Self-supervised Contrastive Representation Learning for Semi-supervised Time-Series Classification (CA-TCC) [Paper] [Cite]
The paper is accepted in the IEEE Transactions on Pattern Analysis and Machine Intelligence (TPAMI)
This work is an extention to TS-TCC, so if you need any details about the unsupervised pretraining and/or the datasets and its preprocessing, please check it first.
CA-TCC has two new training modes over TS-TCC
- "gen_pseudo_labels": which generates pseudo labels from fine-tuned TS-TCC model. This mode assumes that you ran "ft_1per" mode first.
- "SupCon": which performs supervised contrasting on pseudo-labeled data.
Note that "SupCon" is case-sensitive.
To fine-tune or linearly evaluate "SupCon" pretrained model, include it in the training mode. For example: "ft_1per" will fine-tune the TS-TCC pretrained model with 1% of labeled data. "ft_SupCon_1per" will fine-tune the CA-TCC pretrained model with 1% of labeled data.
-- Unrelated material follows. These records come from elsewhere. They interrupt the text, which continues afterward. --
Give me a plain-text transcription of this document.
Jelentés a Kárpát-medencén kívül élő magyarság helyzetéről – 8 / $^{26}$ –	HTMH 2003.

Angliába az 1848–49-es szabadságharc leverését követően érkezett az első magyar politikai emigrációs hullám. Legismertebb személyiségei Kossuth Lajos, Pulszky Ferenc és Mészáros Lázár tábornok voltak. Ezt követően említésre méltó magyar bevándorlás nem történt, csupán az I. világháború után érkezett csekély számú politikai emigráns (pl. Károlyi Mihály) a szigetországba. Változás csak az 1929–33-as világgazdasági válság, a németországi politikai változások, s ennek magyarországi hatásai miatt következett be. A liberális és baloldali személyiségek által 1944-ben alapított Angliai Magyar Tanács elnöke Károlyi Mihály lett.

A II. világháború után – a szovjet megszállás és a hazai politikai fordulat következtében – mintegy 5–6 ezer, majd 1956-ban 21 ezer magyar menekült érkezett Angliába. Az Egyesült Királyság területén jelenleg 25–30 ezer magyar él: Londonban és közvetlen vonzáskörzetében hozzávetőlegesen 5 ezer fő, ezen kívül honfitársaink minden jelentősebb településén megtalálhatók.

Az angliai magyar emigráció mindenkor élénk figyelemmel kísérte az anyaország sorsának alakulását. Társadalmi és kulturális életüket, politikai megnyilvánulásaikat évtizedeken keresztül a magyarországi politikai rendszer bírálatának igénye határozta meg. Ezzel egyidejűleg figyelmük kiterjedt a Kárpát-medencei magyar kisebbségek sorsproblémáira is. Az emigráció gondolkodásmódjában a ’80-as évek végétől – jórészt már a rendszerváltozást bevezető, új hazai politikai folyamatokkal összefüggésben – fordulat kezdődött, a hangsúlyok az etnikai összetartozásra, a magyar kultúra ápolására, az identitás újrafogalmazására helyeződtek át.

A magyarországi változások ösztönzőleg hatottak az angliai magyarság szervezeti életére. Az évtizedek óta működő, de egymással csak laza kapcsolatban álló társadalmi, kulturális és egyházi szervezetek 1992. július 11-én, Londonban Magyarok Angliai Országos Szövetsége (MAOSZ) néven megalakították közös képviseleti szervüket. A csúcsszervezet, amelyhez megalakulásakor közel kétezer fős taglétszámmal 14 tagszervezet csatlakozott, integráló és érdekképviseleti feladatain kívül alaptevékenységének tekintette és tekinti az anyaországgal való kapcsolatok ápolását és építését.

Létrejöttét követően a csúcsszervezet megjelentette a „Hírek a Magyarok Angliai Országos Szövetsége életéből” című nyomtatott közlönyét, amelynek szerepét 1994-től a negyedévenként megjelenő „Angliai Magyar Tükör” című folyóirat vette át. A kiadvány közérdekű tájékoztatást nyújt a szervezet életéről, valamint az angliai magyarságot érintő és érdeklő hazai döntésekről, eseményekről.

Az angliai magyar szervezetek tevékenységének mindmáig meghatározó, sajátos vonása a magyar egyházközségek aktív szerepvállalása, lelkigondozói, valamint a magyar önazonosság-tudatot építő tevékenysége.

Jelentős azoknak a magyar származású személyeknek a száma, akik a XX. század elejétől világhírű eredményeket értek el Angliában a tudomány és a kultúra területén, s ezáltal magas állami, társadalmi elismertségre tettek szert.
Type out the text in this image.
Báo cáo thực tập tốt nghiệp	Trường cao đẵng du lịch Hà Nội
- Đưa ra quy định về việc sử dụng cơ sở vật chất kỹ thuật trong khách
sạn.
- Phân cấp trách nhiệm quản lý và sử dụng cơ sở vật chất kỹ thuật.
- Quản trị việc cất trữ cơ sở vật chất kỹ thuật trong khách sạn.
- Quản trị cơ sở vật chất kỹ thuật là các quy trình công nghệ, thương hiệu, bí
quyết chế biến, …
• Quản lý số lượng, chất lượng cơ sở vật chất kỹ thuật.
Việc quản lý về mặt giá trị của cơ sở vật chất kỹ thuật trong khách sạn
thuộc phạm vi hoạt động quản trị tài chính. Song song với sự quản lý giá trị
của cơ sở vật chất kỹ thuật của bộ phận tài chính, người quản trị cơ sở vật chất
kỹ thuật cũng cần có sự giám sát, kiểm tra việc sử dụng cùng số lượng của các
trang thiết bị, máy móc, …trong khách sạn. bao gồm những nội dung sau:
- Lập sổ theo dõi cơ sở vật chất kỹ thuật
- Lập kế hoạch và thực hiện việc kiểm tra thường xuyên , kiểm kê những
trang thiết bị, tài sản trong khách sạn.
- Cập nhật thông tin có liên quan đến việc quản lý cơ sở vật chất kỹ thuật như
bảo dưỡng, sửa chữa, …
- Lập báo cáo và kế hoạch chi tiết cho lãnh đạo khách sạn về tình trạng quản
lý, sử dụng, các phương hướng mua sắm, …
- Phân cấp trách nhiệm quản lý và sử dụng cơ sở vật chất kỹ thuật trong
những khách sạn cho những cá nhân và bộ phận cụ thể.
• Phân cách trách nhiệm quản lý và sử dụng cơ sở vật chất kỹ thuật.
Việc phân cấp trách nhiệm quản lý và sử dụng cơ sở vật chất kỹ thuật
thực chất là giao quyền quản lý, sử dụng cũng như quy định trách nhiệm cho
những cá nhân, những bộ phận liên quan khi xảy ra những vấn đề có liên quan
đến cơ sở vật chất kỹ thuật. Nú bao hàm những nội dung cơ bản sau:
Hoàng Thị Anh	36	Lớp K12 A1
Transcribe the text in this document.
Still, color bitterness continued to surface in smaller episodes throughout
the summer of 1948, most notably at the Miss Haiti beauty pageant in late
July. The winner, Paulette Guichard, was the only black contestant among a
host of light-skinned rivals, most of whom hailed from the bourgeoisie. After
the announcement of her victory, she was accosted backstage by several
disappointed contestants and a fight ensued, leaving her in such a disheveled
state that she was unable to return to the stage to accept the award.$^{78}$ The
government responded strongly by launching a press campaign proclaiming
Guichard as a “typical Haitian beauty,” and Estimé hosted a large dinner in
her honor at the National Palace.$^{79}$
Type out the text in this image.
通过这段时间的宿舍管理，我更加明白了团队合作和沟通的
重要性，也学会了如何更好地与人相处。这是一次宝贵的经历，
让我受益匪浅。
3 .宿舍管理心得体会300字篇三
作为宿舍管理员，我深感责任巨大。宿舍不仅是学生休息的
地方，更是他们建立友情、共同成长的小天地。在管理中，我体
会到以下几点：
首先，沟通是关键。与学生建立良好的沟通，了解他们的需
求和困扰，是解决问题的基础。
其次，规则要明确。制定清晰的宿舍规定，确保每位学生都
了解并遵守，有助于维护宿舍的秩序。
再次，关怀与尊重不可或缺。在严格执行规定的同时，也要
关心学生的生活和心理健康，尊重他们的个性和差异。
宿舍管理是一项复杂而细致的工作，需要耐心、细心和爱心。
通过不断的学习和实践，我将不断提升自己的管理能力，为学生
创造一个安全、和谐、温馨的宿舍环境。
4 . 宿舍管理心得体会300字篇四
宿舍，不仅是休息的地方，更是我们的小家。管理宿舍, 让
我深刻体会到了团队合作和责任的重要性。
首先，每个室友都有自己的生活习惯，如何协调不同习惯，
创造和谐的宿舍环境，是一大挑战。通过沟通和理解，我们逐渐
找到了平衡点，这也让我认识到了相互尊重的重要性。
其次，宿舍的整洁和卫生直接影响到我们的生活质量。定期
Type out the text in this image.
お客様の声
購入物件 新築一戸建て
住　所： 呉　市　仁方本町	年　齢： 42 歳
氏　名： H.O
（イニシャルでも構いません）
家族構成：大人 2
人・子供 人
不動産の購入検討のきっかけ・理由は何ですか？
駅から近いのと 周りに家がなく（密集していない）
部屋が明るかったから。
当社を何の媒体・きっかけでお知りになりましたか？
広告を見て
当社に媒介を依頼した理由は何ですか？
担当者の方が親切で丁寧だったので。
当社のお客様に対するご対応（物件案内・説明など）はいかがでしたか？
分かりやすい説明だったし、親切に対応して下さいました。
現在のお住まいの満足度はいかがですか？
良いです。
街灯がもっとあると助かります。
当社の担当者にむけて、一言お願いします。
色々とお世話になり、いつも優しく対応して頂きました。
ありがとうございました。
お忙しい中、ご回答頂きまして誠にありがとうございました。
The same applies to "tl" or "train_linear".
To generate the 1%, you just need to split the data into 1%-99% and take the 1%. Also, you can find a script that does a similar job here. However, note that it creates it for 5-fold, so you can set it to just 1-fold.
The codes of the self- and semi-supervised learning baselines I used in the paper are HERE.
The codes of the self-supervised learning baselines I used in the paper can be found in my other work.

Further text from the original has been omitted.